Nel frattempo chilate di libri e studi vari dimostrano
e confermano che l’economia mondiale, e tra questa naturalmente quella
italiana, è in crisi e ancora non si è ripresa.
Un articolo di Affari&Finanza
di ieri è uno di questi: parte dall’analisi delle materie prime, cioè quelle
fondamentali per la produzione di ogni tipo il cui “crollo” - si intende dei
prezzi – viene inserito, tanta è l’importanza, nella “geopolitica”.
Il crollo, dice il giornalista, arriva innanzi tutto dalla Cina ed è “l’ultimo colpo mortale per quasi tutte le materie prime, dal petrolio all’oro, dal rame ai metalli ferrosi ai beni agricoli e via dicendo. Ultimo – continua il giornalista - perché la caduta verticale dei prezzi delle materie prime è cominciata quattro anni fa e non si è più fermata, fino a dimezzare (quasi) l’indice che compendia il loro prezzo.”
Si parla di geopolitica perché per
esempio: “Negli anni ’70 … il loro boom contribuì a mettere in ginocchio
l’occidente (grande consumatore) [qui l’analista esagera, ma è vero che i paesi
imperialisti che si sono trovati in difficoltà per i prezzi troppo alti del
petrolio per esempio, hanno fatto ricorso alle “guerre regionali”] e a fornire un’arma
formidabile alle rivendicazioni di alcuni paesi di quello che allora si chiamava
terzo mondo (grande produttore). Pochi anni orsono, invece, il nuovo boom delle
materie prime – e in particolar modo di quelle alimentari – fu all’origine dei movimenti di protesta che soffiarono nella
Primavera Araba e nei rivolgimenti politici dal Nord Africa al Medio Oriente.
Al contrario, la caduta dei prezzi delle commodity (il termine inglese con cui
vengono classificate le materie prime) nel passato ha privilegiato i grandi
paesi industrializzati e fornito loro nuove opportunità di rilancio.”

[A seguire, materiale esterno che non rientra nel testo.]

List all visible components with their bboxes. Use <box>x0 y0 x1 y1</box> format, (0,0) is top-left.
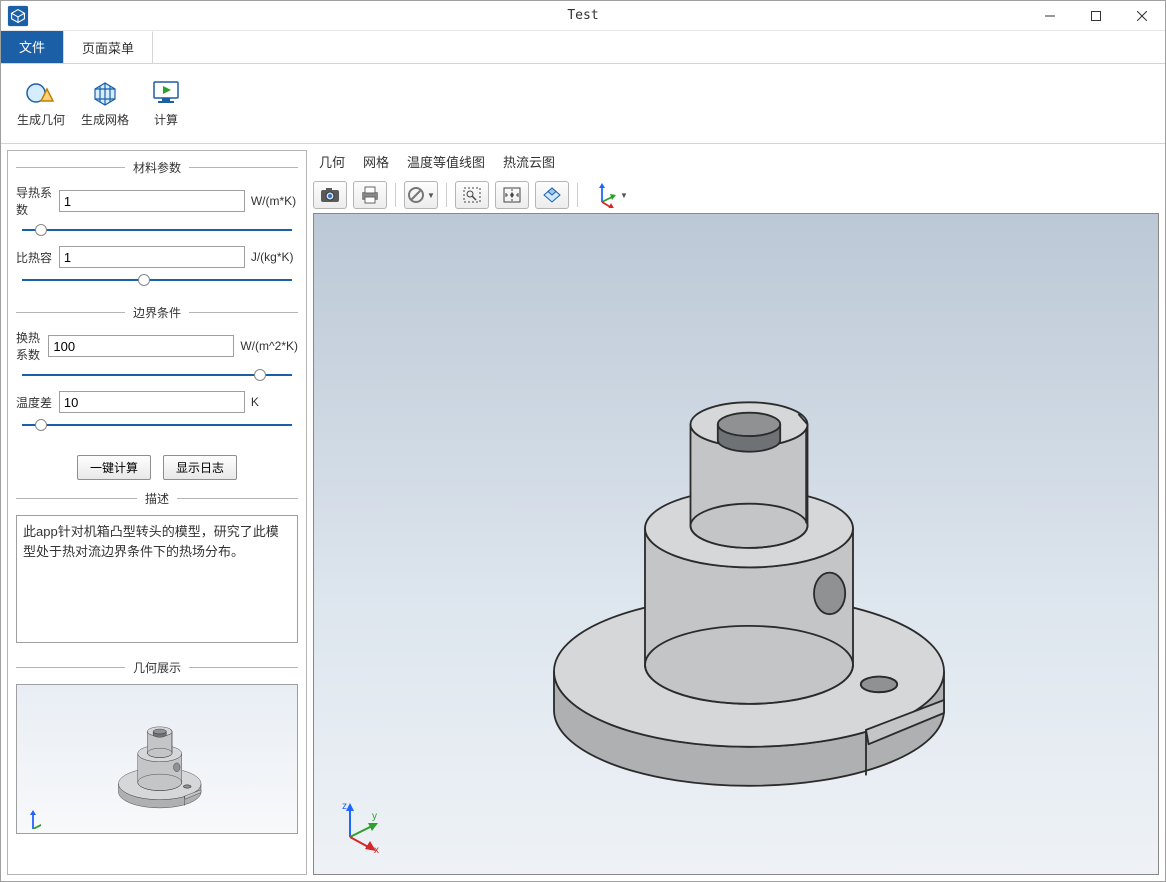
thermal-conductivity-row: 导热系数 W/(m*K) <box>16 184 298 218</box>
toolbar-separator-2 <box>446 183 447 207</box>
spec-heat-label: 比热容 <box>16 249 53 266</box>
printer-icon <box>360 186 380 204</box>
material-fieldset: 材料参数 导热系数 W/(m*K) 比热容 J/(kg*K) <box>16 157 298 296</box>
content-area: 材料参数 导热系数 W/(m*K) 比热容 J/(kg*K) 边界条件 换热系 <box>1 144 1165 881</box>
gen-geometry-label: 生成几何 <box>17 111 65 128</box>
action-buttons: 一键计算 显示日志 <box>16 455 298 480</box>
app-window: Test 文件 页面菜单 生成几何 <box>0 0 1166 882</box>
desc-legend: 描述 <box>137 490 177 507</box>
view-tab-contour[interactable]: 温度等值线图 <box>407 152 485 171</box>
heat-coef-row: 换热系数 W/(m^2*K) <box>16 329 298 363</box>
ribbon-tab-strip: 文件 页面菜单 <box>1 31 1165 64</box>
gen-mesh-label: 生成网格 <box>81 111 129 128</box>
chevron-down-icon: ▼ <box>427 191 435 200</box>
snapshot-button[interactable] <box>313 181 347 209</box>
toolbar-separator-3 <box>577 183 578 207</box>
description-fieldset: 描述 此app针对机箱凸型转头的模型，研究了此模型处于热对流边界条件下的热场分布… <box>16 488 298 651</box>
thermal-cond-label: 导热系数 <box>16 184 53 218</box>
mesh-icon <box>89 79 121 107</box>
compute-button[interactable]: 计算 <box>139 75 193 132</box>
disable-button[interactable]: ▼ <box>404 181 438 209</box>
view-tab-geom[interactable]: 几何 <box>319 152 345 171</box>
geometry-icon <box>25 79 57 107</box>
zoom-extent-icon <box>502 186 522 204</box>
axis-triad-icon <box>590 182 618 208</box>
preview-axis-icon <box>21 809 41 829</box>
minimize-button[interactable] <box>1027 1 1073 31</box>
axis-orientation-button[interactable]: ▼ <box>586 181 632 209</box>
sidebar-panel: 材料参数 导热系数 W/(m*K) 比热容 J/(kg*K) 边界条件 换热系 <box>7 150 307 875</box>
ribbon-toolbar: 生成几何 生成网格 计算 <box>1 64 1165 144</box>
temp-diff-slider[interactable] <box>22 424 292 426</box>
show-log-button[interactable]: 显示日志 <box>163 455 237 480</box>
rotate-icon <box>542 186 562 204</box>
zoom-box-button[interactable] <box>455 181 489 209</box>
app-icon <box>7 5 29 27</box>
tab-file[interactable]: 文件 <box>1 31 64 63</box>
specific-heat-row: 比热容 J/(kg*K) <box>16 246 298 268</box>
heat-coef-slider[interactable] <box>22 374 292 376</box>
temp-diff-input[interactable] <box>59 391 245 413</box>
main-part-svg <box>476 294 996 814</box>
print-button[interactable] <box>353 181 387 209</box>
rotate-button[interactable] <box>535 181 569 209</box>
geom-preview-viewport[interactable] <box>16 684 298 834</box>
gen-mesh-button[interactable]: 生成网格 <box>75 75 135 132</box>
compute-all-button[interactable]: 一键计算 <box>77 455 151 480</box>
zoom-extent-button[interactable] <box>495 181 529 209</box>
disable-icon <box>407 186 425 204</box>
title-bar: Test <box>1 1 1165 31</box>
main-panel: 几何 网格 温度等值线图 热流云图 ▼ <box>313 150 1159 875</box>
maximize-button[interactable] <box>1073 1 1119 31</box>
description-text: 此app针对机箱凸型转头的模型，研究了此模型处于热对流边界条件下的热场分布。 <box>16 515 298 643</box>
camera-icon <box>320 187 340 203</box>
compute-label: 计算 <box>154 111 178 128</box>
spec-heat-slider[interactable] <box>22 279 292 281</box>
view-tab-heatflow[interactable]: 热流云图 <box>503 152 555 171</box>
heat-coef-label: 换热系数 <box>16 329 42 363</box>
toolbar-separator <box>395 183 396 207</box>
geom-preview-fieldset: 几何展示 <box>16 657 298 834</box>
material-legend: 材料参数 <box>125 159 189 176</box>
boundary-fieldset: 边界条件 换热系数 W/(m^2*K) 温度差 K <box>16 302 298 441</box>
heat-coef-input[interactable] <box>48 335 234 357</box>
chevron-down-icon-2: ▼ <box>620 191 628 200</box>
preview-part-svg <box>102 704 212 814</box>
close-button[interactable] <box>1119 1 1165 31</box>
temp-diff-unit: K <box>251 395 298 409</box>
tab-page-menu[interactable]: 页面菜单 <box>64 31 153 63</box>
thermal-cond-slider[interactable] <box>22 229 292 231</box>
viewport-toolbar: ▼ ▼ <box>313 177 1159 213</box>
window-title: Test <box>567 8 598 23</box>
geom-preview-legend: 几何展示 <box>125 659 189 676</box>
view-tab-mesh[interactable]: 网格 <box>363 152 389 171</box>
viewport-axis-triad <box>332 799 386 856</box>
view-tab-strip: 几何 网格 温度等值线图 热流云图 <box>313 150 1159 177</box>
gen-geometry-button[interactable]: 生成几何 <box>11 75 71 132</box>
thermal-cond-input[interactable] <box>59 190 245 212</box>
boundary-legend: 边界条件 <box>125 304 189 321</box>
thermal-cond-unit: W/(m*K) <box>251 194 298 208</box>
temp-diff-row: 温度差 K <box>16 391 298 413</box>
window-controls <box>1027 1 1165 31</box>
main-viewport[interactable] <box>313 213 1159 875</box>
compute-icon <box>150 79 182 107</box>
zoom-box-icon <box>462 186 482 204</box>
temp-diff-label: 温度差 <box>16 394 53 411</box>
spec-heat-unit: J/(kg*K) <box>251 250 298 264</box>
heat-coef-unit: W/(m^2*K) <box>240 339 298 353</box>
spec-heat-input[interactable] <box>59 246 245 268</box>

Questa “caduta” in passato, ma
spesso anche nel presente, è dovuta alle manovre politiche-economiche-monetarie
degli stessi paesi imperialisti.
“Ma questa volta le cose
potrebbero andare diversamente.” dice il giornalista, e prova a spiegare perché
prendendo in considerazione “la storia economica dell’ultimo secolo” per quanto
riguarda le materie prime: “I prezzi bassi deprimono la ricerca e lo sviluppo
di nuove miniere giacimenti di petrolio e gas, la coltivazione di aree
agricole. Allo stesso tempo, i prezzi bassi favoriscono la ripresa della
domanda. L’effetto combinato e opposto dei due fenomeni si spiega in un arco di
tempo abbastanza lungo, quando la capacità produttiva di una materia prima si
deprime proprio mentre i suoi consumi tendono a aumentare. A quel punto si
verifica l’inversione e parte un nuovo ciclo: i prezzi crescono e, a poco a
poco, tornano gli investimenti massicci, si sviluppa nuove capacità produttiva
fino a quando la nuova e incontrollabile
offerta (incontrollabile perché scaturisce dall’azione di troppe imprese in competizione
tra loro, senza alcun coordinamento) non eccederà la capacità del mercato
di assorbirla. Momento nel quale, com’è avvenuto di recente per il petrolio, i
prezzi crollano e si riapre un nuovo ciclo di segno opposto al precedente. L’ampio ricorso alla finanza derivata e
alla speculazione – tipico degli ultimi quindici anni – possono acuire le
fasi di picco e di flesso a non alterare le leggi fondamentali che regolano la
vita delle materie prime, i cui cicli sono poco conosciuti e studiati, e
comunque trascurati.”
Qui vediamo elencata la serie,
detta in soldoni: concorrenza, anarchia della produzione, sovrapproduzione,
crisi…
E a proposito di cicli delle
materie prime: “Il 20° secolo ha visto il ripetersi di tre cicli di boom
(1906-1923; 1933-1953; 1968-1982) con una durata media compresa tra i 14 e i 20
anni e altrettanti cicli di collasso. Il nostro secolo è cominciato con un
ciclo di crescita, sostenuto soprattutto dai consumi bulimici della Cina.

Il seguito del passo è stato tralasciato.